I'm starting to think that something is up. But why would they even bother to send anyone to cases that they know don't exist? Even though it's only like £72 that they have to pay me, that's still £72.
If it's this common for cases to be cancelled and the law firm not contacting them (as they claim) why don't they just call the solicitors the day before to confirm that the case is going ahead? Something is very wrong about this whole operation.
Still, I was able to go there and get my umbrella that I accidentally left there last week. I asked a security guard if there's a lost property department and he called in the description of my umbrella to his headquarters and there was nothing. So I asked if I could check the court. He didn't quite understand why. "Maybe they didn't find it because I put it in a corner". So he somewhat reluctantly agreed to go up and unlock the courtroom and there it was!
It was just a piece of shit umbrella that I got as a Christmas gift from my sister a few years ago.

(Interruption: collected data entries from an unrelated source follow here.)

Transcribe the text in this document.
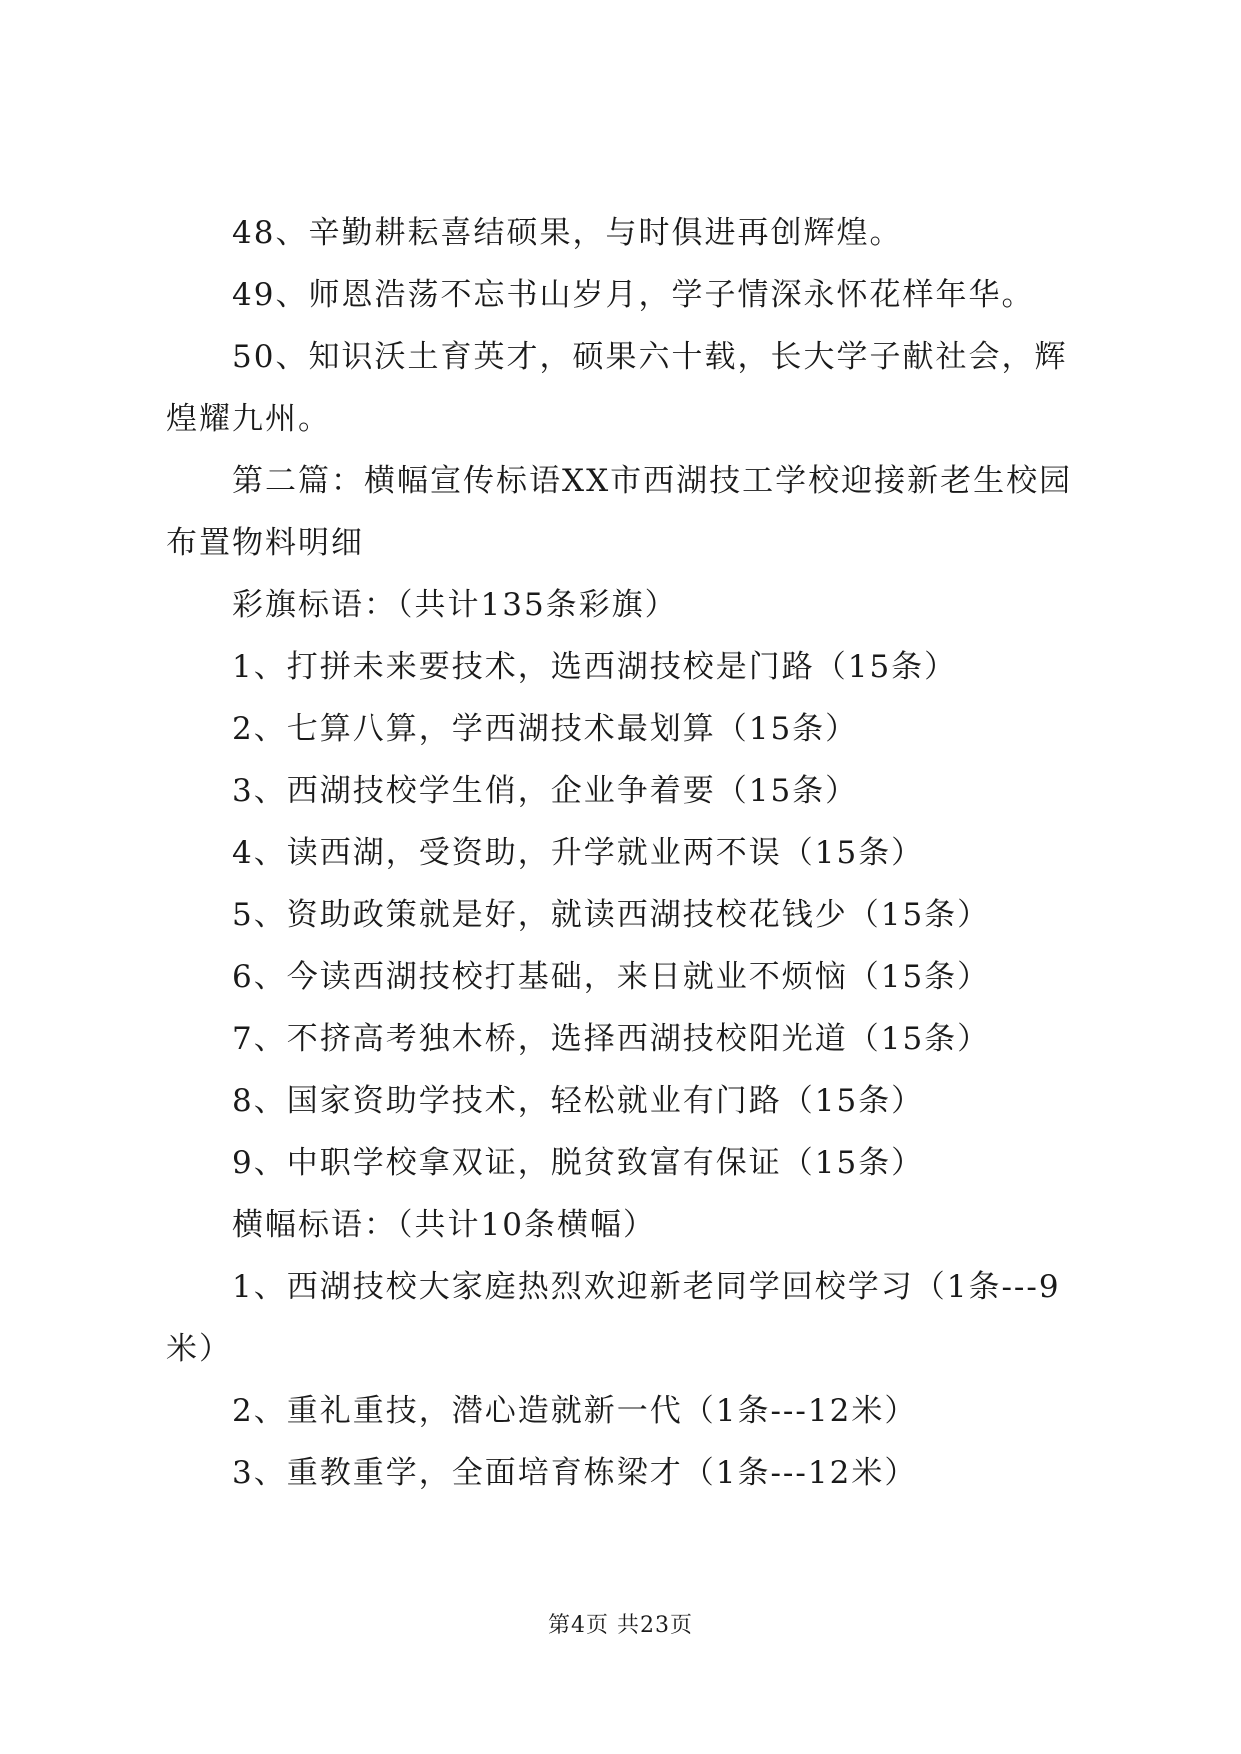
48、辛勤耕耘喜结硕果，与时俱进再创辉煌。

49、师恩浩荡不忘书山岁月，学子情深永怀花样年华。

50、知识沃土育英才，硕果六十载，长大学子献社会，辉煌耀九州。

第二篇：横幅宣传标语XX市西湖技工学校迎接新老生校园布置物料明细

彩旗标语：（共计135条彩旗）

1、打拼未来要技术，选西湖技校是门路（15条）

2、七算八算，学西湖技术最划算（15条）

3、西湖技校学生俏，企业争着要（15条）

4、读西湖，受资助，升学就业两不误（15条）

5、资助政策就是好，就读西湖技校花钱少（15条）

6、今读西湖技校打基础，来日就业不烦恼（15条）

7、不挤高考独木桥，选择西湖技校阳光道（15条）

8、国家资助学技术，轻松就业有门路（15条）

9、中职学校拿双证，脱贫致富有保证（15条）

横幅标语：（共计10条横幅）

1、西湖技校大家庭热烈欢迎新老同学回校学习（1条---9米）

2、重礼重技，潜心造就新一代（1条---12米）

3、重教重学，全面培育栋梁才（1条---12米）

第4页 共23页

I never used it until recently when my £50 fine German craftsmanship Knirps umbrella finally got a couple of small holes in it. I've been using that for maybe five years. This shit £10 American Christmas gift umbrella started leaking after the third or fourth time I used it. It just leaks from the centre. I get more wet using the umbrella when not using it.
That's the thing with shit Christmas gifts. You don't want them. Somebody gets you a piece of shit that you yourself wouldn't pay for. For instance, if I want an umbrella, I get a tiny collapsible Knirps umbrella for £50. It's expensive, yes, but it lasts for five years. I don't get a £10 umbrella that lasts for three or four rainshowers.
So speaking of shit Christmas gifts, my mother got me something this year. I used to beg her not to get me anything (to not avail) and then finally I convinced her to just send food, and then I stopped talking to her so the gifts stopped. Now that was awesome. But now she's possibly dying soon so I talked to her again and as a result she finds it fit to send me more shit.
This time it's a Black & Decker Dustbuster Flexi 18v.
"Wait a minute. Didn't your mother give you a vacuum a few years ago for Christmas?"
She did indeed. A Roomba robot vacuum cleaner. It's actually cool. It's the sort of vacuum I'd buy for myself. And I needed a vacuum. I recently started living on my own and hadn't vacuumed the place since I moved in over a year previously. So it was disgusting.
But the Roomba still works. I use it. It cleans fine. I would expect it still to be working since it cost like £200.
What do I need with this piece of shit then? £50 vacuum. £75 right now as Argos. £100 retail price.
It's just a waste of money. I'm not even going to take it out of the box. I'm going to put in Gumtree and take any offer. It's a hassle. I don't want to deal with random people from Gumtree who are looking for cheap vacuums. fuck this shit. I was given a giant pain in the ass job for Christmas.
I don't know why she doesn't get it. I told every god damn year that her gifts infuriate me and it's just more garbage that I have to move when I inevitably move house. Still keeps sending it.
Now, somebody tells me that the gifts I give are trash and make them angry, I stop sending gifts. No question. If it's somebody I like, I'd stop because it's clearly annoying them. If it's somebody I don't like, I'd stop because I'm just wasting my money and it's not worth annoying them.
When I visited years ago, she got my brother-in-law a vacuum. And before the gifts were opening, he was joking about crappy gifts and the example he gave was a vacuum. Then when he opened it, he had to apologise for the joke. But he's right. It's a shit gift. This guy lives in a mansion and makes a fortune as a corporate lawyer. Do you think that he's bought a vacuum already? And a nice one? He doesn't need a piece of shit.
My mother was telling me what she bought my neices this year. Selfie-sticks. I couldn't believe what I was hearing. She thought it was a great idea. I just left it alone. There's no reasoning with this person.
So what did I get her? Shit. But it's expendable shit. I got a £25 candle and a box of Scottish souvenier biscuits. No problem. She doesn't have to sell this stuff. If she likes it or not, it's just a matter of burning the candle and eating or throwing out the biscuits. It's also small so can just put it in a drawer.
I have this big ass piece of shit vacuum that I now have to sell on Gumtree and deal with the god damn hobos who are looking for vacuums on Gumtree. I might get £20 for this. I can't even throw it out. I'd have to pay for the council to take it away. Just total bullshit. Stop with the shit gifts, please.